Karmapa - a Voyage on the Roof of the World is a 1998 documentary film directed by Arto Halonen. It is a companion film to Karmapa - Two Ways of Divinity, following the challenging and ethically demanding process of making the film in Tibet, China, Nepal, India, the United States, and Finland. The documentary was co-produced with Yle TV2's Dokumenttiprojekti.

Filming began in 1994, and the film was completed in 1998. Karmapa - a Voyage on the Roof of the World examines the dispute over the selection of the Tibetan Buddhist Karmapa lama, as well as political pressure from China that also affects the filmmakers. The production faced significant challenges because of the religious and political sensitivity of its subject. Obtaining permission from the Chinese government to film the Karmapa living in Tibet proved particularly difficult. To secure permission, Halonen avoided telling Chinese authorities about material that had already been filmed in India showing the other Karmapa and the Dalai Lama.

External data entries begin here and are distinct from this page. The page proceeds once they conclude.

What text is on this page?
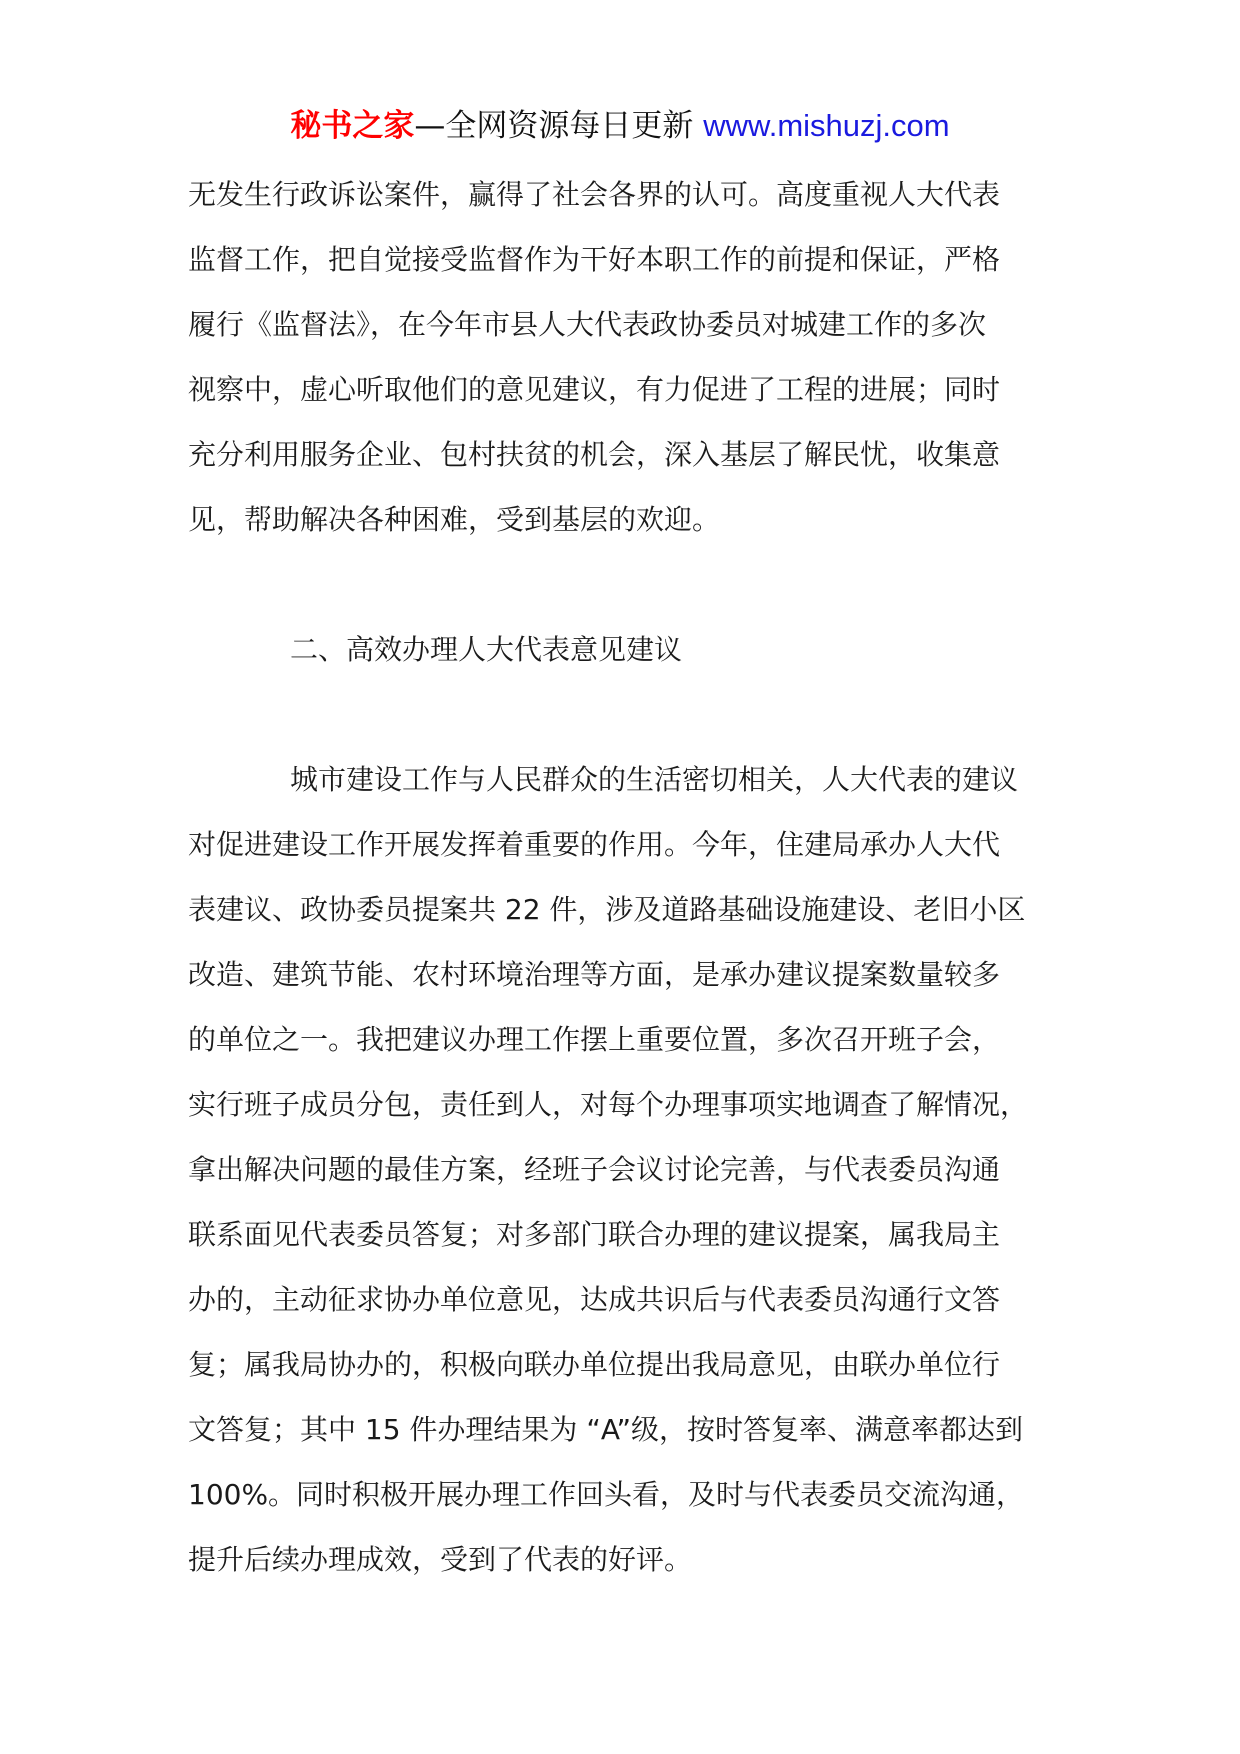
秘书之家—全网资源每日更新 www.mishuzj.com

无发生行政诉讼案件，赢得了社会各界的认可。高度重视人大代表
监督工作，把自觉接受监督作为干好本职工作的前提和保证，严格
履行《监督法》，在今年市县人大代表政协委员对城建工作的多次
视察中，虚心听取他们的意见建议，有力促进了工程的进展；同时
充分利用服务企业、包村扶贫的机会，深入基层了解民忧，收集意
见，帮助解决各种困难，受到基层的欢迎。

二、高效办理人大代表意见建议

城市建设工作与人民群众的生活密切相关，人大代表的建议
对促进建设工作开展发挥着重要的作用。今年，住建局承办人大代
表建议、政协委员提案共 22 件，涉及道路基础设施建设、老旧小区
改造、建筑节能、农村环境治理等方面，是承办建议提案数量较多
的单位之一。我把建议办理工作摆上重要位置，多次召开班子会，
实行班子成员分包，责任到人，对每个办理事项实地调查了解情况，
拿出解决问题的最佳方案，经班子会议讨论完善，与代表委员沟通
联系面见代表委员答复；对多部门联合办理的建议提案，属我局主
办的，主动征求协办单位意见，达成共识后与代表委员沟通行文答
复；属我局协办的，积极向联办单位提出我局意见，由联办单位行
文答复；其中 15 件办理结果为 “A”级，按时答复率、满意率都达到
100%。同时积极开展办理工作回头看，及时与代表委员交流沟通，
提升后续办理成效，受到了代表的好评。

Permission was finally granted in 1997, and filming in Tibet took place under the supervision of Chinese authorities.

Halonen has described the making of the Karmapa films as a difficult process that also involved his own personal growth. He said that he was forced to reflect on questions such as what was important to him, how he viewed the values of the world, and where he should direct his energy in his work. He described it as a success that he was able to “balance on difficult terrain” and address important issues “both politically and spiritually.”

Karmapa - a Voyage on the Roof of the World received an honorable mention from the jury at Kettupäivät in 1998. It was also selected to compete at Tampere Film Festival in 1999.

After the film was completed, China denied Halonen a visa for the 2008 Beijing Olympics, even though he had been invited by Veikkaus and the Finnish Olympic Committee. The visa denial evoked widespread discussion both in Finland and internationally. According to Halonen, the denial was connected to his Karmapa films, which had provoked strong criticism and anger in China following their release.